Padroni e schiavi salariati hanno obblighi reciproci e destini incrociati, che non vuol dire rapporti reali tra classi sociali, rapporti di proprietà e di sfruttamento tipici di quest’ordine sociale. Ma no, siamo tutti sulla stessa barca, poco importa chi rema e chi in plancia beve champagne. L’atto d’accusa è contro l’”io” comune, sta nel mormorare al nostro orecchio profezie sul “futuro”; smettiamola di «confondere il futuro con l’ennesima innovazione o con un gadget tecnologico».
Eh, caro Derrick, come vorrei darti retta, ma il problema è dirlo agli azionisti di quelle «150 società quotate a livello globale che contribuiscono maggiormente alla creazione di ricchezza per i miliardari, non di rado con valutazioni di mercato gonfiate di startup focalizzate sull’IA» (Rapporto Altrata, p. 10).

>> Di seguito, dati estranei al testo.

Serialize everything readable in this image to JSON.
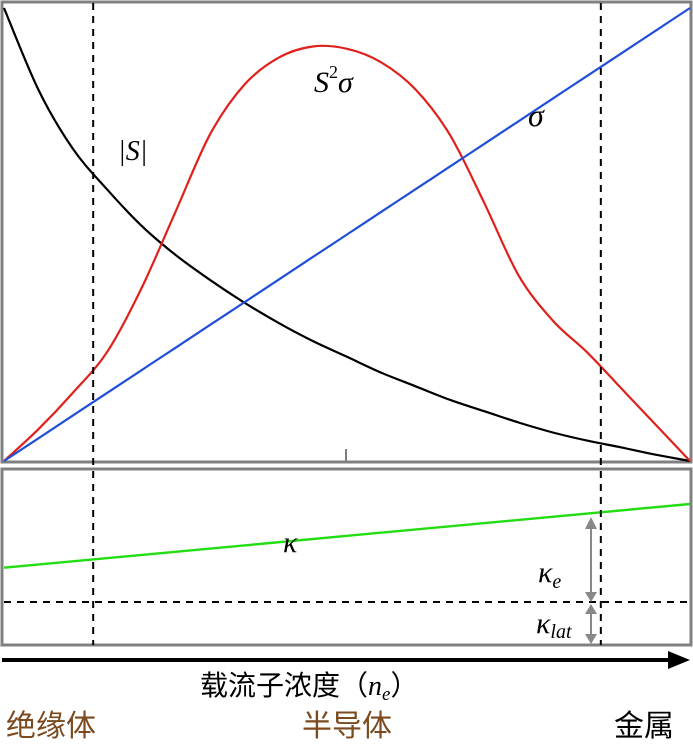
{
  "chart_data": {
    "type": "line",
    "x_axis_title": "载流子浓度（",
    "x_axis_symbol": "n",
    "x_axis_symbol_sub": "e",
    "x_axis_close": "）",
    "regions": [
      {
        "label": "绝缘体",
        "color": "#7b4a1e"
      },
      {
        "label": "半导体",
        "color": "#7b4a1e"
      },
      {
        "label": "金属",
        "color": "#000000"
      }
    ],
    "top_panel": {
      "x": [
        0,
        0.05,
        0.1,
        0.15,
        0.2,
        0.25,
        0.3,
        0.35,
        0.4,
        0.45,
        0.5,
        0.55,
        0.6,
        0.65,
        0.7,
        0.75,
        0.8,
        0.85,
        0.9,
        0.95,
        1.0
      ],
      "series": [
        {
          "name": "|S|",
          "color": "#000000",
          "values": [
            1.0,
            0.82,
            0.69,
            0.6,
            0.52,
            0.455,
            0.4,
            0.35,
            0.305,
            0.265,
            0.23,
            0.195,
            0.165,
            0.135,
            0.11,
            0.085,
            0.063,
            0.045,
            0.03,
            0.014,
            0.0
          ]
        },
        {
          "name": "S²σ",
          "color": "#e0201b",
          "values": [
            0.0,
            0.07,
            0.15,
            0.24,
            0.38,
            0.55,
            0.72,
            0.83,
            0.89,
            0.915,
            0.91,
            0.88,
            0.82,
            0.72,
            0.57,
            0.41,
            0.31,
            0.24,
            0.16,
            0.08,
            0.0
          ]
        },
        {
          "name": "σ",
          "color": "#1f4fd8",
          "values": [
            0.0,
            0.05,
            0.1,
            0.15,
            0.2,
            0.25,
            0.3,
            0.35,
            0.4,
            0.45,
            0.5,
            0.55,
            0.6,
            0.65,
            0.7,
            0.75,
            0.8,
            0.85,
            0.9,
            0.95,
            1.0
          ]
        }
      ],
      "labels": {
        "S": "|S|",
        "S2": "S",
        "S2_sup": "2",
        "S2_sigma": "σ",
        "sigma": "σ"
      }
    },
    "bottom_panel": {
      "series": [
        {
          "name": "κ",
          "color": "#22dd11",
          "values": [
            0.35,
            1.0
          ]
        }
      ],
      "lattice_level": 0.0,
      "labels": {
        "kappa": "κ",
        "kappa_e": "κ",
        "kappa_e_sub": "e",
        "kappa_lat": "κ",
        "kappa_lat_sub": "lat"
      }
    },
    "vertical_boundaries": [
      0.13,
      0.87
    ],
    "grid": false
  }
}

Nessun accenno, nemmeno velato alle contraddizioni insite nei rapporti di produzione, che non voglio chiamare capitalistici, mi limito a dire: moderni. Questi sociologi, semifilosofi e begli spiriti, sono pagati per richiamare le virtù della vecchia società e delle buone maniere nel mentre rimproverano agli elementi della loro stessa classe sociale, che vedono avvicinarsi il momento nel quale verranno sostituiti nel ruolo e nel processo sociale dalla tecnologia, di non essere abbastanza ascetici, di non mortificare abbastanza la carne e lo spirito in nome dei “comuni interessi”. Ma neanche i preti sono più ipocriti di così.
Quanto al fatto che «questo io moderno non ha mai davvero imparato a immaginare» un futuro diverso, «riconosce[dosi] dentro una rete di legami, di obblighi reciproci, di destini incrociati», ad immaginare quindi «il modo nuovo di vivere insieme», beh, a questo riguardo bisogna proprio dire, Derrick, che sei uno stronzo. Uno di quegli stronzi, e dio sa quanti sono, che, nella crisi storica del sistema capitalistico, è stato incaricato d’impugnare la bisaccia da mendicante, agitandola come bandiera per raggruppare il ceto medio per fotterlo ancora e anche meglio.